We are introducing a new retail share class for both US and non-US investors: Class G USD shares, which will have a 1.7% management fee, 17% performance fee with high water mark, and a 180 day redemption notice (instead of 90 days for the existing share class “F”). The minimum investment is USD 10,000 for non-US investors and USD 50,000 for US investors.
Further, we are introducing two institutional share classes, each with a minimum investment of USD 5 million. The FI USD share class will have a 1.5% management fee, 20% performance fee with high water mark, and 90 day redemption notice. The Class GI USD shares will have a 1.3% management fee, 17% performance fee with high water mark, and 180 days redemption notice. Interested investors should contact Peter de Vries at This email address is being protected from spambots. You need JavaScript enabled to view it. for more information, or if existing investors want to switch into the new share class to benefit from lower fees.
AFC Uzbekistan Tour 2025
After hosting three successful AFC Uzbekistan tours, bringing existing and prospective investors to experience the reality of Uzbekistan from the ground, we are considering hosting our 4th tour in late May 2025. Dates are yet to be confirmed, however if you are interested, please write us to express your interest and we will follow-up with you.
In the meantime, we want to wish each of you and your families a very happy and prosperous start to 2025 and look forward to a better year for the AFC Uzbekistan Fund as well, where equity prices better reflect the reality of the fast-growing and diversifying economy.

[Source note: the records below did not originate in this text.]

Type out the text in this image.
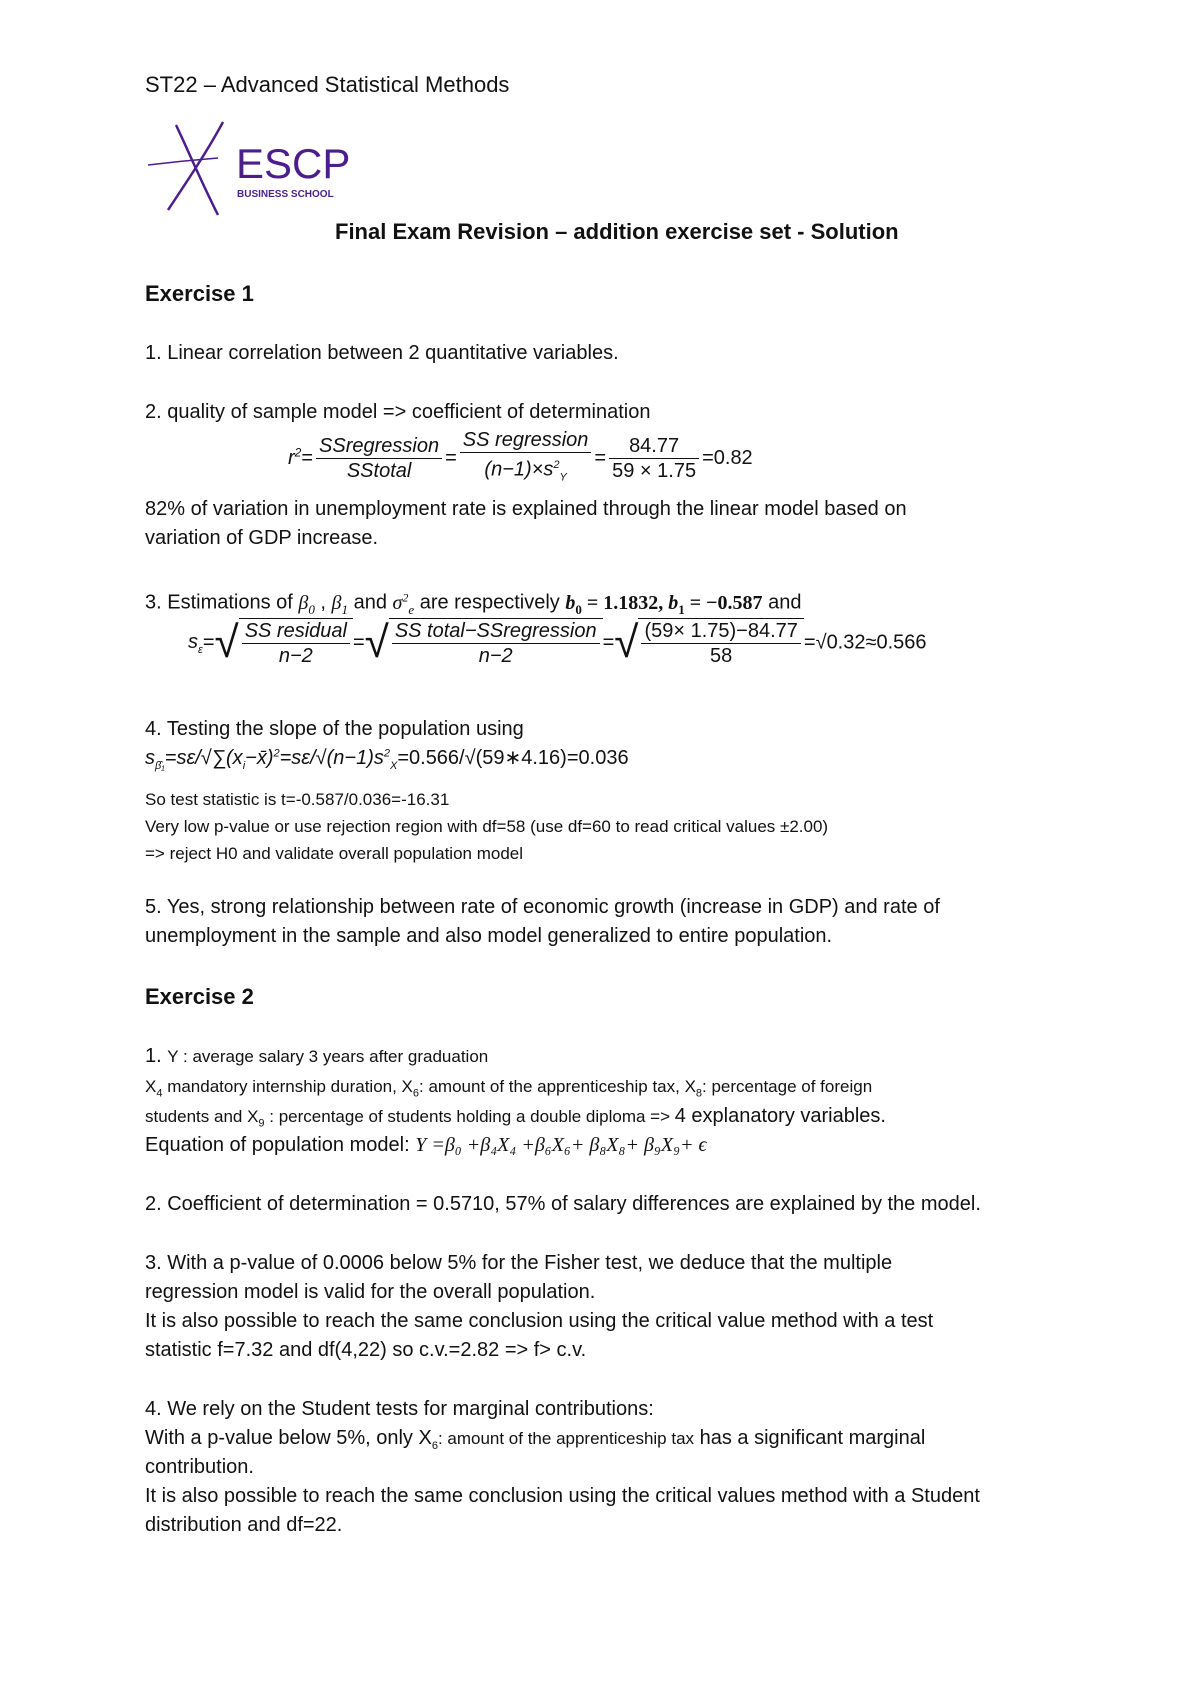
ST22 – Advanced Statistical Methods
ESCP
BUSINESS SCHOOL
Final Exam Revision – addition exercise set - Solution
Exercise 1
1. Linear correlation between 2 quantitative variables.
2. quality of sample model => coefficient of determination
$r^2= \frac{\text{SSregression}}{\text{SStotal}} = \frac{\text{SS regression}}{(n-1)\times s^2_Y} = \frac{84.77}{59 \times 1.75} =0.82$
82% of variation in unemployment rate is explained through the linear model based on
variation of GDP increase.
3. Estimations of $\beta_0$ , $\beta_1$ and $\sigma^2_e$ are respectively $b_0 = 1.1832$, $b_1 = -0.587$ and
$s_\varepsilon=√ \frac{\text{SS residual}}{n-2}$ =√ $\frac{\text{SS total−SSregression}}{n-2}$ =√ $\frac{(59\times 1.75)-84.77}{58} =√0.32\approx 0.566$
4. Testing the slope of the population using
$s_{\betâ_1}=s\varepsilon/√\sum(x_i-x̄)^2=s\varepsilon/√(n-1)s^2_X=0.566/√(59∗4.16)=0.036$
So test statistic is t=-0.587/0.036=-16.31
Very low p-value or use rejection region with df=58 (use df=60 to read critical values ±2.00)
=> reject H0 and validate overall population model
5. Yes, strong relationship between rate of economic growth (increase in GDP) and rate of
unemployment in the sample and also model generalized to entire population.
Exercise 2
1. Y : average salary 3 years after graduation
$X_4$ mandatory internship duration, $X_6$: amount of the apprenticeship tax, $X_8$: percentage of foreign
students and $X_9$ : percentage of students holding a double diploma => 4 explanatory variables.
Equation of population model: Y =β₀ +β₄X₄ +β₆X₆+ β₈X₈+ β₉X₉+ ϵ
2. Coefficient of determination = 0.5710, 57% of salary differences are explained by the model.
3. With a p-value of 0.0006 below 5% for the Fisher test, we deduce that the multiple
regression model is valid for the overall population.
It is also possible to reach the same conclusion using the critical value method with a test
statistic f=7.32 and df(4,22) so c.v.=2.82 => f> c.v.
4. We rely on the Student tests for marginal contributions:
With a p-value below 5%, only $X_6$: amount of the apprenticeship tax has a significant marginal
contribution.
It is also possible to reach the same conclusion using the critical values method with a Student
distribution and df=22.
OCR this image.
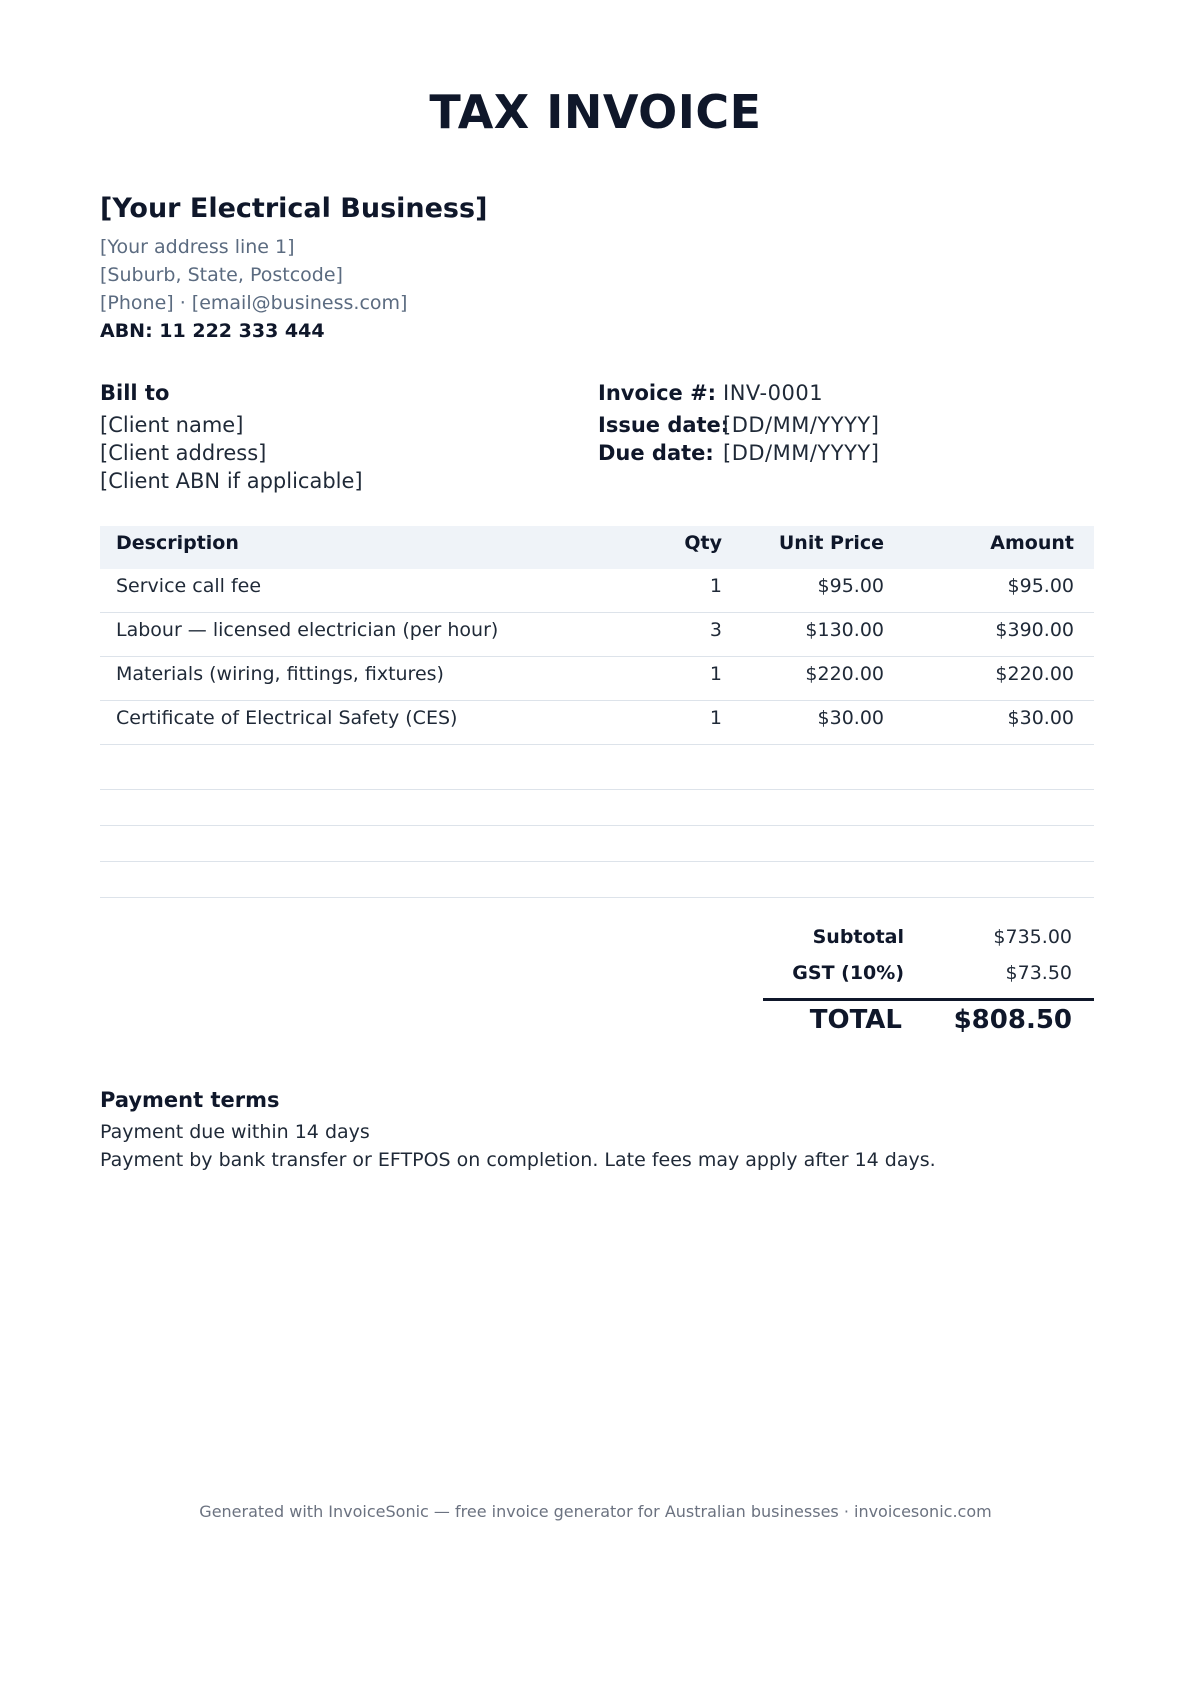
TAX INVOICE
[Your Electrical Business]
[Your address line 1]
[Suburb, State, Postcode]
[Phone] · [email@business.com]
ABN: 11 222 333 444
Bill to
[Client name]
[Client address]
[Client ABN if applicable]
Invoice #: INV-0001
Issue date:
[DD/MM/YYYY]
Due date: [DD/MM/YYYY]
Description	Qty	Unit Price	Amount
Service call fee	1	$95.00	$95.00
Labour — licensed electrician (per hour)	3	$130.00	$390.00
Materials (wiring, fittings, fixtures)	1	$220.00	$220.00
Certificate of Electrical Safety (CES)	1	$30.00	$30.00
Subtotal	$735.00
GST (10%)	$73.50
TOTAL $808.50
Payment terms
Payment due within 14 days
Payment by bank transfer or EFTPOS on completion. Late fees may apply after 14 days.
Generated with InvoiceSonic — free invoice generator for Australian businesses · invoicesonic.com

At the end of December 2024, the fund was invested in 23 names and held 7.8% cash. The portfolio was allocated to Uzbekistan (92.1%) and Kyrgyzstan (0.1%). The sectors with the largest allocation of assets were financials (44.8%) and materials (24.9%). The fund's estimated weighted harmonic average trailing 12 months P/E ratio (only companies with profit) was 3.96x, the estimated weighted harmonic average P/B ratio was 0.64x, and the estimated weighted average portfolio dividend yield was 3.08%.